Sem terem podido escolher, de repente, os pais têm os filhos em casa, às vezes com um ou ambos dos pais também a trabalhar a partir de casa. Tudo no mesmo espaço, 24h. Onde está o manual que ensina a viver nestas condições?
As dúvidas são muitas: como organizar o horário de estudo? Como garantir que recebemos todas as informações da escola? Como ter sossego para que todos estudem/trabalhem? Como é que vamos conseguir cumprir todos os programas? No caso de ser um ano de exames nacionais, será que vão estar prontos? Será que o ensino à distância vai resultar? Como posso compensar eventuais falhas? Quais as melhores fichas para eles poderem estudar?
O meu conselho para todas estas questões é: PARE, RESPIRE FUNDO e permita-se SENTIR.
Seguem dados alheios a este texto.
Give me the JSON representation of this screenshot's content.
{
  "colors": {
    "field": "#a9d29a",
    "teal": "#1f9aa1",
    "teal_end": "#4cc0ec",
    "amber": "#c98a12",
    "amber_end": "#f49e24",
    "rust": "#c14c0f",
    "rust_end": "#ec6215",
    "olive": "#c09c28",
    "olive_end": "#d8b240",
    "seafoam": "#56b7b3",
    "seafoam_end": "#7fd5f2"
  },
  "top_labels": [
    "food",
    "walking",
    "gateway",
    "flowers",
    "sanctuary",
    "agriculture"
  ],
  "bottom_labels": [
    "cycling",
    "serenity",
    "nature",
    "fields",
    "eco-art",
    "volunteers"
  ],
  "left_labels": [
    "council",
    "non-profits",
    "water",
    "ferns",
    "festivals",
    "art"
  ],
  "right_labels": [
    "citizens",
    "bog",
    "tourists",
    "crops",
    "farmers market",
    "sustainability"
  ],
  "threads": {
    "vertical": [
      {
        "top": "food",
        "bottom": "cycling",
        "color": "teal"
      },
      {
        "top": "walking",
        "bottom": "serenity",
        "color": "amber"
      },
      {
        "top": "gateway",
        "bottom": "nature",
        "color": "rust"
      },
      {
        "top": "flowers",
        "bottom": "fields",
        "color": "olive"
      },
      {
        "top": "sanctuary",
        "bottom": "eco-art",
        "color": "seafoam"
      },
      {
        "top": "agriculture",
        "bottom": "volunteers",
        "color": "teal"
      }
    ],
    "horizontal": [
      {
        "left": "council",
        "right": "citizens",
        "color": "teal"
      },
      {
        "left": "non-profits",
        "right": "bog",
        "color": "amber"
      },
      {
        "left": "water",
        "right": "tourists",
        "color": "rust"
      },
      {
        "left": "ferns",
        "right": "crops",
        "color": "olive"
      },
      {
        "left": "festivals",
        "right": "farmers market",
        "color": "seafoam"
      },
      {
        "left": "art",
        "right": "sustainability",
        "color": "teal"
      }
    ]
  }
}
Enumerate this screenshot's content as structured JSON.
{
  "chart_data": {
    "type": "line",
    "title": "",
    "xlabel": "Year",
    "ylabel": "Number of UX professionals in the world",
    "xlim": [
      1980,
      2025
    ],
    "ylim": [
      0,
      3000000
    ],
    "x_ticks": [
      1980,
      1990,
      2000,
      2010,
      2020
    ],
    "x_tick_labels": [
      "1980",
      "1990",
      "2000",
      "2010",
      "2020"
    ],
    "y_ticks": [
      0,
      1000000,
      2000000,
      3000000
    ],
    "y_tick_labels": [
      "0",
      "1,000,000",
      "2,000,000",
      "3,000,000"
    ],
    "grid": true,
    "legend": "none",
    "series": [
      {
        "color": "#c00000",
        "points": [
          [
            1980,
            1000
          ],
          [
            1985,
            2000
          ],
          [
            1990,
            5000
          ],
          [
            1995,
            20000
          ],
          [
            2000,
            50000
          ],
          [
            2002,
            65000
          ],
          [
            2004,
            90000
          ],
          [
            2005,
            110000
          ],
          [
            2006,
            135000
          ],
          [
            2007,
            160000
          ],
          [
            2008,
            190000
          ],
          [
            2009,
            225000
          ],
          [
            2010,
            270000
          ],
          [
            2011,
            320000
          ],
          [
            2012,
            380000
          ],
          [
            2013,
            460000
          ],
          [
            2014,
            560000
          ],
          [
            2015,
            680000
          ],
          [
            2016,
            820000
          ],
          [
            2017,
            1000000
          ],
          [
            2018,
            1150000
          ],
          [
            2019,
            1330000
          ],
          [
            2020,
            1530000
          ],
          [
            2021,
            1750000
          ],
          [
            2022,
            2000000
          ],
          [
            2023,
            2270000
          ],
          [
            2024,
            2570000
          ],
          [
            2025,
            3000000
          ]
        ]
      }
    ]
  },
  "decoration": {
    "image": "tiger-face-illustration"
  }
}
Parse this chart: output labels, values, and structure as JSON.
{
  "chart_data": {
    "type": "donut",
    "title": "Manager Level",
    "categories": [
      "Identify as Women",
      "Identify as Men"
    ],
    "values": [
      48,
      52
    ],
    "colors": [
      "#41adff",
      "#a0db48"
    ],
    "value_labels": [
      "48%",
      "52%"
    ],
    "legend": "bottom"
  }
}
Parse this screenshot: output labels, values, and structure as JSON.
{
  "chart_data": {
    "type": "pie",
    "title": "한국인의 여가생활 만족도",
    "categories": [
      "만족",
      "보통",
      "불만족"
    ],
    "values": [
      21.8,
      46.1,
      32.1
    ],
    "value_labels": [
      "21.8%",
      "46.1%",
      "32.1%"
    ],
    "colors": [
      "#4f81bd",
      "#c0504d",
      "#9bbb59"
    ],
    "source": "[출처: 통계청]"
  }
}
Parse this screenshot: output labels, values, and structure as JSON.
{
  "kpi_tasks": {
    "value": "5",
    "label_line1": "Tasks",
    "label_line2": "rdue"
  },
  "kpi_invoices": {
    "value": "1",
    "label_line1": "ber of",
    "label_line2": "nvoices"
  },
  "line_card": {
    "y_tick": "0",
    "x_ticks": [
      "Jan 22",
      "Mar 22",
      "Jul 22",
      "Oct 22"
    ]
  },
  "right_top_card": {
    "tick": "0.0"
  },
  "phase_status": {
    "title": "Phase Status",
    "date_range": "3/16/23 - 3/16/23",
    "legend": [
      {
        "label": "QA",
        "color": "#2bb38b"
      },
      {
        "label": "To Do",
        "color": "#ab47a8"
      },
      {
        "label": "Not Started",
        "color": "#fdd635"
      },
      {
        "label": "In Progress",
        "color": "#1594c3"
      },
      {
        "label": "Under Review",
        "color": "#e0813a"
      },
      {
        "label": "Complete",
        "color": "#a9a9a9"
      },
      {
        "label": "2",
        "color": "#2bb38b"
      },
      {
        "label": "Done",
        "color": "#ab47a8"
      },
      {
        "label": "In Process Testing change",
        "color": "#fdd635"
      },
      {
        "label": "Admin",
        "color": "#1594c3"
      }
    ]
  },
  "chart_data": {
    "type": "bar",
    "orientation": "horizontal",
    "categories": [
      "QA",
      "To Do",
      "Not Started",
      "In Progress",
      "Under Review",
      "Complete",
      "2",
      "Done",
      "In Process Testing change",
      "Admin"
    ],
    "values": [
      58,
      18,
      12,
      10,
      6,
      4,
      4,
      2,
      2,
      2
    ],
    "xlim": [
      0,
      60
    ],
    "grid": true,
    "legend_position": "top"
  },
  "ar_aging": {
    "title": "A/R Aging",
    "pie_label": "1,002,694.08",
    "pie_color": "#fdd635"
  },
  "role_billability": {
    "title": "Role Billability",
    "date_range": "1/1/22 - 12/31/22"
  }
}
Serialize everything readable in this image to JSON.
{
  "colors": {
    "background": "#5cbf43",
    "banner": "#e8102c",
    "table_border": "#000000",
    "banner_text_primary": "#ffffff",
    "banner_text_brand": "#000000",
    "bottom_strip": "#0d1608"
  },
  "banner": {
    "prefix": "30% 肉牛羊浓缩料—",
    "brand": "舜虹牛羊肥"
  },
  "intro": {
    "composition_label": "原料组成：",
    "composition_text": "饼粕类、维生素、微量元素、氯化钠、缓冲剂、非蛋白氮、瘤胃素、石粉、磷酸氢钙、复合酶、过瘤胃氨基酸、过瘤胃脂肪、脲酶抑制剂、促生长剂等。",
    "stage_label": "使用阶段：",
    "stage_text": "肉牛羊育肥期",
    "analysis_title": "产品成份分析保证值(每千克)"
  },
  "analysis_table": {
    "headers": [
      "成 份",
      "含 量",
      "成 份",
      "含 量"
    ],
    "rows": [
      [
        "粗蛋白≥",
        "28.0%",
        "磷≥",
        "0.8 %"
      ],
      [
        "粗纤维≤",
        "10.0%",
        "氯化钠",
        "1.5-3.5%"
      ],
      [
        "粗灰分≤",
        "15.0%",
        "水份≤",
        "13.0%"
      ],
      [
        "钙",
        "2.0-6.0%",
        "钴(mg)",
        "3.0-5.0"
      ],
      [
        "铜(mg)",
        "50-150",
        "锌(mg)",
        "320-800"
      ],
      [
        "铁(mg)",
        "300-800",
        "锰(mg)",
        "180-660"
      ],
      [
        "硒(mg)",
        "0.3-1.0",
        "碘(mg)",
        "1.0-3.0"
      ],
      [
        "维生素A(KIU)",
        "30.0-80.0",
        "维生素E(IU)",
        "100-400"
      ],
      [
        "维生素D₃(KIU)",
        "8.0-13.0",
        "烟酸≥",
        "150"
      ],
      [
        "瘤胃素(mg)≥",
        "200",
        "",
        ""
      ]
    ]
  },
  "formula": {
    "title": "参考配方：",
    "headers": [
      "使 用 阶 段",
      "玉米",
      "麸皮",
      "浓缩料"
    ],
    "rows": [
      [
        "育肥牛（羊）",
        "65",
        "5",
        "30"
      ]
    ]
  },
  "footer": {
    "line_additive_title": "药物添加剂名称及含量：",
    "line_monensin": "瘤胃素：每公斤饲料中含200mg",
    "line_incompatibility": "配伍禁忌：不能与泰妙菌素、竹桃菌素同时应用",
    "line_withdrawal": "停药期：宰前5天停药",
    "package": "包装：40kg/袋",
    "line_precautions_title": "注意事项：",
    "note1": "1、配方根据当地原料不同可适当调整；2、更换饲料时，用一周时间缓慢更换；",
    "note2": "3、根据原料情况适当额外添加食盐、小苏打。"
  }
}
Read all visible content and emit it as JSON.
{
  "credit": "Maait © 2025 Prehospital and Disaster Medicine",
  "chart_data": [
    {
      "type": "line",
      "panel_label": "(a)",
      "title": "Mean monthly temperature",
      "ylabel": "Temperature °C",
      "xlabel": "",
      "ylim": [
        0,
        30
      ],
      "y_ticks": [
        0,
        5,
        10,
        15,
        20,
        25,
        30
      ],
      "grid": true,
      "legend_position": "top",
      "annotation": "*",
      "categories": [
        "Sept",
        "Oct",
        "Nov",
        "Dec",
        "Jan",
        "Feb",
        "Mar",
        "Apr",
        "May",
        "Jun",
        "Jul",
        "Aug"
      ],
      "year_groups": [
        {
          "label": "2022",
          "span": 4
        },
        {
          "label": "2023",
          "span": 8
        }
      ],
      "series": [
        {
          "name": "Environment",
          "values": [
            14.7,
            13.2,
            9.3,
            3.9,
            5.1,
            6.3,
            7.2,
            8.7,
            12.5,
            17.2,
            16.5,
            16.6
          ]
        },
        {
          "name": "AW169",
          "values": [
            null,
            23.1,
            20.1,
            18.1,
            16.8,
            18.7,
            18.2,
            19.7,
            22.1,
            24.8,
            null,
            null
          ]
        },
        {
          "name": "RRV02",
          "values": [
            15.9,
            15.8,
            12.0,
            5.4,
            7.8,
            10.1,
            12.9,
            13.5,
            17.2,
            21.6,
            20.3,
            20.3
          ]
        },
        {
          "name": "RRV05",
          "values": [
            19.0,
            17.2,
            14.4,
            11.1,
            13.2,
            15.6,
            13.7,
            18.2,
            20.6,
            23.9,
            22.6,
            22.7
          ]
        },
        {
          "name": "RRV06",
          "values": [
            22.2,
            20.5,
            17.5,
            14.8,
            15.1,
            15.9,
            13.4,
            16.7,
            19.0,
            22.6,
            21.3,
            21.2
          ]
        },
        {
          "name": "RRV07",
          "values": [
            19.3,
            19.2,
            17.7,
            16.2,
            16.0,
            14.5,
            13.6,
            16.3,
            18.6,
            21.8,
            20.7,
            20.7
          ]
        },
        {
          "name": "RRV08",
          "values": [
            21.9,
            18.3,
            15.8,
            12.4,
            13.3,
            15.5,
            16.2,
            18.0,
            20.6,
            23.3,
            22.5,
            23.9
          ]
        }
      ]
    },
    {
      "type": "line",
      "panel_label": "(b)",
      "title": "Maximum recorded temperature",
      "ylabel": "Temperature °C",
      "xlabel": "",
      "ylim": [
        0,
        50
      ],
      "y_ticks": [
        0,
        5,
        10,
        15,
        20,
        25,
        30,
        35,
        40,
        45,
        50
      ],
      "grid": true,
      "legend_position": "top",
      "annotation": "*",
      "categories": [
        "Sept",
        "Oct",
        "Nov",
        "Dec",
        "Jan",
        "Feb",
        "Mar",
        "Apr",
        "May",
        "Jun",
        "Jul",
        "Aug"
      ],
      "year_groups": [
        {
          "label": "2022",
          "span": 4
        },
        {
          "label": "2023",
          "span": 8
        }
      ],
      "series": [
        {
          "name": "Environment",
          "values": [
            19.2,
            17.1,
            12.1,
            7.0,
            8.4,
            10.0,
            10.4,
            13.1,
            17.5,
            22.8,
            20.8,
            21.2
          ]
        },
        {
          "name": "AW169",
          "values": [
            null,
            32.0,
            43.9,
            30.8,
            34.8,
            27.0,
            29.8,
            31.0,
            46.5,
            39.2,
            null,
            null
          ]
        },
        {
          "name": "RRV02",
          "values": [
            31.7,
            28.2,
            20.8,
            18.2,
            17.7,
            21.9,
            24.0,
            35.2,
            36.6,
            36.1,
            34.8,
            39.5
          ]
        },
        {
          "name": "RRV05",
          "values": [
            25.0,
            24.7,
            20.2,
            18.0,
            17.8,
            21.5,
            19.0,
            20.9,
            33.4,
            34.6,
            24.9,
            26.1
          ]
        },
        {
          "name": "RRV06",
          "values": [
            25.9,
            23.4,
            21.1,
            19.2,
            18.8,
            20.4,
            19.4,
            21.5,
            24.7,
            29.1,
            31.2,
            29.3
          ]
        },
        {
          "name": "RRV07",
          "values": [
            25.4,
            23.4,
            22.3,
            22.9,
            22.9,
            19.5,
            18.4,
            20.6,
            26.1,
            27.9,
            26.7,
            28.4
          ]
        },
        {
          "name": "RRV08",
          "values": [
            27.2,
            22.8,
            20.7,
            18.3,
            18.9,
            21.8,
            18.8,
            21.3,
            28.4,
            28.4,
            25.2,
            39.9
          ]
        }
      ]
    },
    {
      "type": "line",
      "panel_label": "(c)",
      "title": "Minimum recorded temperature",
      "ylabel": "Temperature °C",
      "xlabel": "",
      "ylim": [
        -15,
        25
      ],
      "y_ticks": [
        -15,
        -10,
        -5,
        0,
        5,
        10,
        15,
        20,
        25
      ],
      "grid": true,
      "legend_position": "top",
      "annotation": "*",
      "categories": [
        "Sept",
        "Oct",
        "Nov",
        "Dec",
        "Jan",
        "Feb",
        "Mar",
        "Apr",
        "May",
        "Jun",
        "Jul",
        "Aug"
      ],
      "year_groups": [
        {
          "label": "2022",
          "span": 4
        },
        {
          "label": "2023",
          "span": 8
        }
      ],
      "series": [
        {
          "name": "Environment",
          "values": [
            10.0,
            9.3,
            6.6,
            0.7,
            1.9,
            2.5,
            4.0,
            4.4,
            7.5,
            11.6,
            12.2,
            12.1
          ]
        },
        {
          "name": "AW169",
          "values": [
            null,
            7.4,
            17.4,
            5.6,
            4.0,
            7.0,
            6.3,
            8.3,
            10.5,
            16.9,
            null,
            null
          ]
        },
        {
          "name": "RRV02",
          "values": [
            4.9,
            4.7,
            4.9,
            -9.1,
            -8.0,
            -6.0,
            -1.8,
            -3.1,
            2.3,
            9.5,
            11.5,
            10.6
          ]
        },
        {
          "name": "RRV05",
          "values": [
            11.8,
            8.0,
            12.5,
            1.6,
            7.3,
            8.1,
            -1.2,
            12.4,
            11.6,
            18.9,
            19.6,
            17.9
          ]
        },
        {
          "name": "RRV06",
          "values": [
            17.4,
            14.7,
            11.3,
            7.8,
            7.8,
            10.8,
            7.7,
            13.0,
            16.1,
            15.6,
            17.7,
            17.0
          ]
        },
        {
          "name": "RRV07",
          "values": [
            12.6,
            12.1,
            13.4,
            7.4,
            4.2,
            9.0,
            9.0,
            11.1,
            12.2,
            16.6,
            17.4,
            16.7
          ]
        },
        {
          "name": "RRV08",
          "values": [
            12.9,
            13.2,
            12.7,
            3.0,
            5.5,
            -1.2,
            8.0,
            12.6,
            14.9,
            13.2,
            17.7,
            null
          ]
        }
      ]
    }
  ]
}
Pare com a loucura de tentar fazer em casa o mesmo tipo de aprendizagem que fazia antigamente. Pare de se torturar a si e aos seus filhos com exigências sobre-humanas. Pare de achar que temos que conseguir fazer tudo. Imagine que o seu chefe lhe dizia "Quero lá saber do coronavírus. Trabalho é trabalho e temos que fazer o mesmo que fazíamos antes, a mesma produtividade, os mesmos objetivos". O que lhe diria ou pensaria? Se calhar tem um(a) destes(as) e quantas vezes já não o(a) insultou mentalmente? Pois neste momento o que poderá estar a fazer aos seus filhos é a mesma coisa. É exigir que consigam atingir os mesmos objetivos no mesmo espaço de tempo, independentemente das circunstâncias.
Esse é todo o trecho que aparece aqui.